Silverwood Richard J, Calderwood Lisa, Henderson Morag, Sakshaug Joseph W, Ploubidis George B
University College London, UK.
University of Warwick, UK.
Longit Life Course Stud. 2024 Feb 15;15(2):227-250. doi: 10.1332/17579597Y2024D000000010.
Non-response is common in longitudinal surveys, reducing efficiency and introducing the potential for bias. Principled methods, such as multiple imputation, are generally required to obtain unbiased estimates in surveys subject to missingness which is not completely at random. The inclusion of predictors of non-response in such methods, for example as auxiliary variables in multiple imputation, can help improve the plausibility of the missing at random assumption underlying these methods and hence reduce bias. We present a systematic data-driven approach used to identify predictors of non-response at Wave 8 (age 25-26) of Next Steps, a UK national cohort study that follows a sample of 15,770 young people from age 13-14 years.
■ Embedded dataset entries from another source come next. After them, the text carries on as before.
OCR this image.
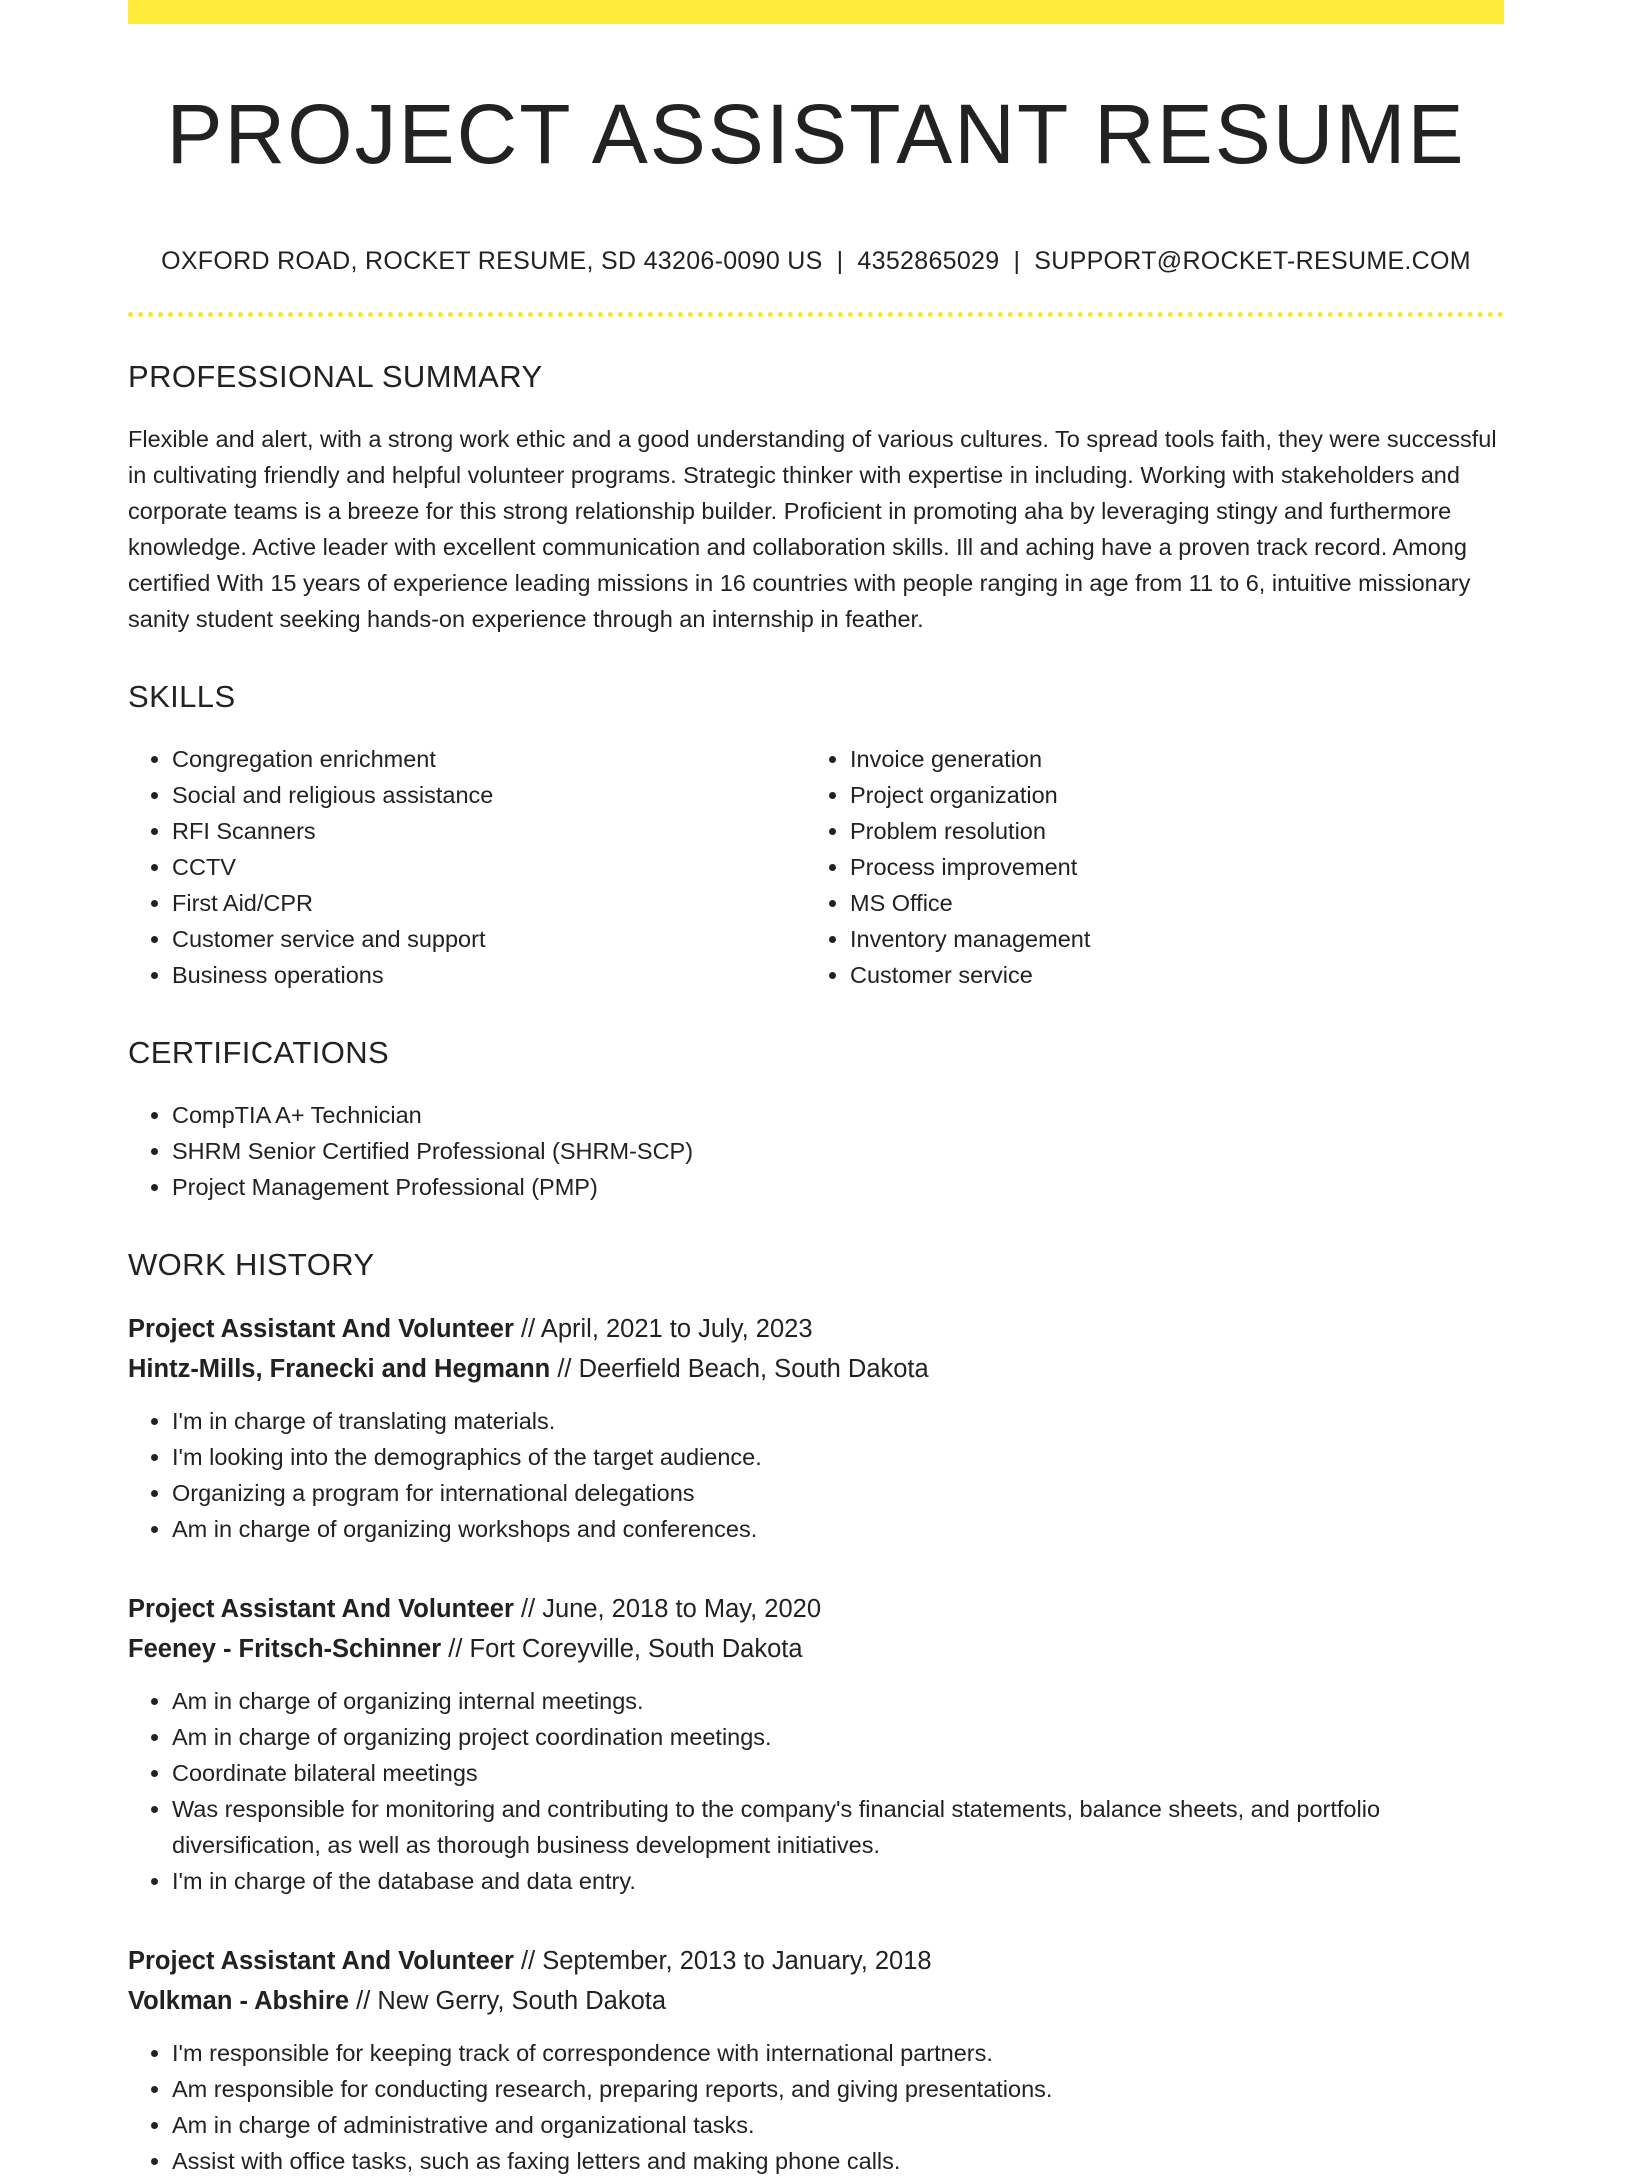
PROJECT ASSISTANT RESUME
OXFORD ROAD, ROCKET RESUME, SD 43206-0090 US | 4352865029 | SUPPORT@ROCKET-RESUME.COM
PROFESSIONAL SUMMARY

Flexible and alert, with a strong work ethic and a good understanding of various cultures. To spread tools faith, they were successful in cultivating friendly and helpful volunteer programs. Strategic thinker with expertise in including. Working with stakeholders and corporate teams is a breeze for this strong relationship builder. Proficient in promoting aha by leveraging stingy and furthermore knowledge. Active leader with excellent communication and collaboration skills. Ill and aching have a proven track record. Among certified With 15 years of experience leading missions in 16 countries with people ranging in age from 11 to 6, intuitive missionary sanity student seeking hands-on experience through an internship in feather.

SKILLS
• Congregation enrichment
• Social and religious assistance
• RFI Scanners
• CCTV
• First Aid/CPR
• Customer service and support
• Business operations
• Invoice generation
• Project organization
• Problem resolution
• Process improvement
• MS Office
• Inventory management
• Customer service
CERTIFICATIONS
• CompTIA A+ Technician
• SHRM Senior Certified Professional (SHRM-SCP)
• Project Management Professional (PMP)
WORK HISTORY
Project Assistant And Volunteer // April, 2021 to July, 2023
Hintz-Mills, Franecki and Hegmann // Deerfield Beach, South Dakota
• I'm in charge of translating materials.
• I'm looking into the demographics of the target audience.
• Organizing a program for international delegations
• Am in charge of organizing workshops and conferences.
Project Assistant And Volunteer // June, 2018 to May, 2020
Feeney - Fritsch-Schinner // Fort Coreyville, South Dakota
• Am in charge of organizing internal meetings.
• Am in charge of organizing project coordination meetings.
• Coordinate bilateral meetings
• Was responsible for monitoring and contributing to the company's financial statements, balance sheets, and portfolio diversification, as well as thorough business development initiatives.
• I'm in charge of the database and data entry.
Project Assistant And Volunteer // September, 2013 to January, 2018
Volkman - Abshire // New Gerry, South Dakota
• I'm responsible for keeping track of correspondence with international partners.
• Am responsible for conducting research, preparing reports, and giving presentations.
• Am in charge of administrative and organizational tasks.
• Assist with office tasks, such as faxing letters and making phone calls.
The identified predictors of non-response were across a number of broad categories, including personal characteristics, schooling and behaviour in school, activities and behaviour outside of school, mental health and well-being, socio-economic status, and practicalities around contact and survey completion. We found that including these predictors of non-response as auxiliary variables in multiple imputation analyses allowed us to restore sample representativeness in several different settings, though we acknowledge that this is unlikely to universally be the case. We propose that these variables are considered for inclusion in future analyses using principled methods to explore and attempt to reduce bias due to non-response in Next Steps. Our data-driven approach to this issue could also be used as a model for investigations in other longitudinal studies.
无应答现象在纵向调查中很常见,这会降低效率并引入偏差风险。在存在并非完全随机缺失情况的调查中,通常需要采用诸如多重填补等有原则的方法来获得无偏估计。在此类方法中纳入无应答预测因素,例如作为多重填补中的辅助变量,可以有助于提高这些方法所基于的随机缺失假设的合理性,从而减少偏差。我们提出了一种系统的数据驱动方法,用于识别“下一步”研究第8轮(25 - 26岁)无应答的预测因素。“下一步”是一项英国全国队列研究,跟踪了15770名13 - 14岁年轻人样本。所识别出的无应答预测因素涵盖多个广泛类别,包括个人特征、学校教育及在校行为、校外活动及行为、心理健康与幸福感、社会经济地位以及与联系和调查完成相关的实际情况。我们发现,在多重填补分析中将这些无应答预测因素作为辅助变量纳入,使我们能够在几种不同情况下恢复样本代表性,尽管我们承认并非在所有情况下都能如此。我们建议在未来使用有原则的方法进行分析时考虑纳入这些变量,以探究并尝试减少“下一步”研究中因无应答导致的偏差。我们针对此问题的数据驱动方法也可作为其他纵向研究调查的模型。